Networked storage is perfect for backups of critical data because you can choose a storage provider whose physical storage is not close to your processing. In this way, physical harm to your system will not affect your backup. You do not need to manage tapes or other media and physically transport them offsite.
Depending on the nature of the computation, it may be important to be able to recover from a crisis and resume computation quickly. A bank, for example, might be able to tolerate a four-hour loss of computing facilities during a fire, but it could not tolerate a ten-month period to rebuild a destroyed facility, acquire new equipment, and resume operation.
Most computer manufacturers have several spare machines of most models that can be delivered to any location within 24 hours in the event of a real crisis. Sometimes the machine will come straight from assembly; other times the system will have been in use at a local office. Machinery is seldom the hard part of the problem. Rather, the hard part is deciding where to put the equipment in order to begin a temporary operation.
A cold site or shell is a facility with power and cooling available, in which a computing system can be installed to begin immediate operation. Some companies maintain their own cold sites, and other cold sites can be leased from disaster recovery companies. These sites usually come with cabling, fire prevention equipment, separate office space, telephone access, and other features. Typically, a computing center can have equipment installed and resume operation from a cold site within a week of a disaster.

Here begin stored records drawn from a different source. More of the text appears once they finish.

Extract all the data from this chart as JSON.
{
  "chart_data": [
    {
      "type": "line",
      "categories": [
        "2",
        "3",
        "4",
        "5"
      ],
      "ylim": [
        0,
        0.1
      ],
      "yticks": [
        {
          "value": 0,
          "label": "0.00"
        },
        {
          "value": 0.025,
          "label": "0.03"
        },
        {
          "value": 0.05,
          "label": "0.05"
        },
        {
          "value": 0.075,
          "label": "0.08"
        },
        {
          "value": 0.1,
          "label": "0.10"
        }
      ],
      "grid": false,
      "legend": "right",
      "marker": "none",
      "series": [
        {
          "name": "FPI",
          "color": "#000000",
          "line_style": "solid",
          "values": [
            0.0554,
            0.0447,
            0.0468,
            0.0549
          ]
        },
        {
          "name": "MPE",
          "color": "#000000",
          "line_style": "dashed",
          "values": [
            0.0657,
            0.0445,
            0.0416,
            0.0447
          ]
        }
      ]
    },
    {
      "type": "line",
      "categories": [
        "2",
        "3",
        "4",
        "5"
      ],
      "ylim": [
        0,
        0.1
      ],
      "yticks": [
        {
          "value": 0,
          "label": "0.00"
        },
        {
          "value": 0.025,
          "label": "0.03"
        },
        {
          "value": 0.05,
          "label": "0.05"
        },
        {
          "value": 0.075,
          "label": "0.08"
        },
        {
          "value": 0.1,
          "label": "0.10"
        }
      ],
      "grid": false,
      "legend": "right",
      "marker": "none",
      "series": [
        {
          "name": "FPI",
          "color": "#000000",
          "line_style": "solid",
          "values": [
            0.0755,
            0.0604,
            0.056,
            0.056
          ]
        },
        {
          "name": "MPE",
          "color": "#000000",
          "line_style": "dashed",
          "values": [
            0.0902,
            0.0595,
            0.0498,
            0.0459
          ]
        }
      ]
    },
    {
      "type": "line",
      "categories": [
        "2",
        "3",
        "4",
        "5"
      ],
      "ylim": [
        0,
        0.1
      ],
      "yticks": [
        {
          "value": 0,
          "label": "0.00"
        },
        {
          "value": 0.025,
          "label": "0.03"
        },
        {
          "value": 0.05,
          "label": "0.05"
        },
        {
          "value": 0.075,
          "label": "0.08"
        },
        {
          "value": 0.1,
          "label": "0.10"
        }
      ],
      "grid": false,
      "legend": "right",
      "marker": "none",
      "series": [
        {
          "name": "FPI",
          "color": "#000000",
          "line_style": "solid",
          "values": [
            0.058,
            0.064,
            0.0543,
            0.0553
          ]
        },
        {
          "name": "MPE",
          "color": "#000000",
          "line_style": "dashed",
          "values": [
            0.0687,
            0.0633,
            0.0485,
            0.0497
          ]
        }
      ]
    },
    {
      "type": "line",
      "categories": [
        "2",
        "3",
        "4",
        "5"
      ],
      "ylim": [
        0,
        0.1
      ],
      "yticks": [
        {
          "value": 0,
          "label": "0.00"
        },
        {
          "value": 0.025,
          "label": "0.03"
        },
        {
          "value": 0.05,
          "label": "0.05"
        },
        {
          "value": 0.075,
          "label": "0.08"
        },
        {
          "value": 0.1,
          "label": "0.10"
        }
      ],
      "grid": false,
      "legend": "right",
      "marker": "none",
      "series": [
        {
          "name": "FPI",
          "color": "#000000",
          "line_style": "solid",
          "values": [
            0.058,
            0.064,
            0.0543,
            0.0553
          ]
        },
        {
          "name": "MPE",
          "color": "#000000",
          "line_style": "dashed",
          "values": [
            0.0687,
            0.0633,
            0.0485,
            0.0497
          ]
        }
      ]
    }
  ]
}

If the application is more critical or if the equipment needs are more specialized, a hot site may be more appropriate. A hot site is a computer facility with an installed and ready-to -run computing system. The system has peripherals, telecommunications lines, power supply, and even personnel ready to operate on short notice. Some companies maintain their own; other companies subscribe to a service that has available one or more locations with installed and running computers. To activate a hot site, it is necessary only to load software and data from offsite backup copies.
Numerous services offer hot sites equipped with every popular brand and model of system. They provide diagnostic and system technicians, connected communications lines, and an operations staff. The hot site staff also assists with relocation by arranging transportation and housing, obtaining needed blank forms, and acquiring office space.
Because these hot sites serve as backups for many customers, most of whom will not need the service, the annual cost to any one customer is fairly low. The cost structure is like insurance: The likelihood of an auto accident is low, so the premium is reasonable, even for a policy that covers the complete replacement cost of an expensive car. Notice, however, that the first step in being able to use a service of this type is a complete and timely backup.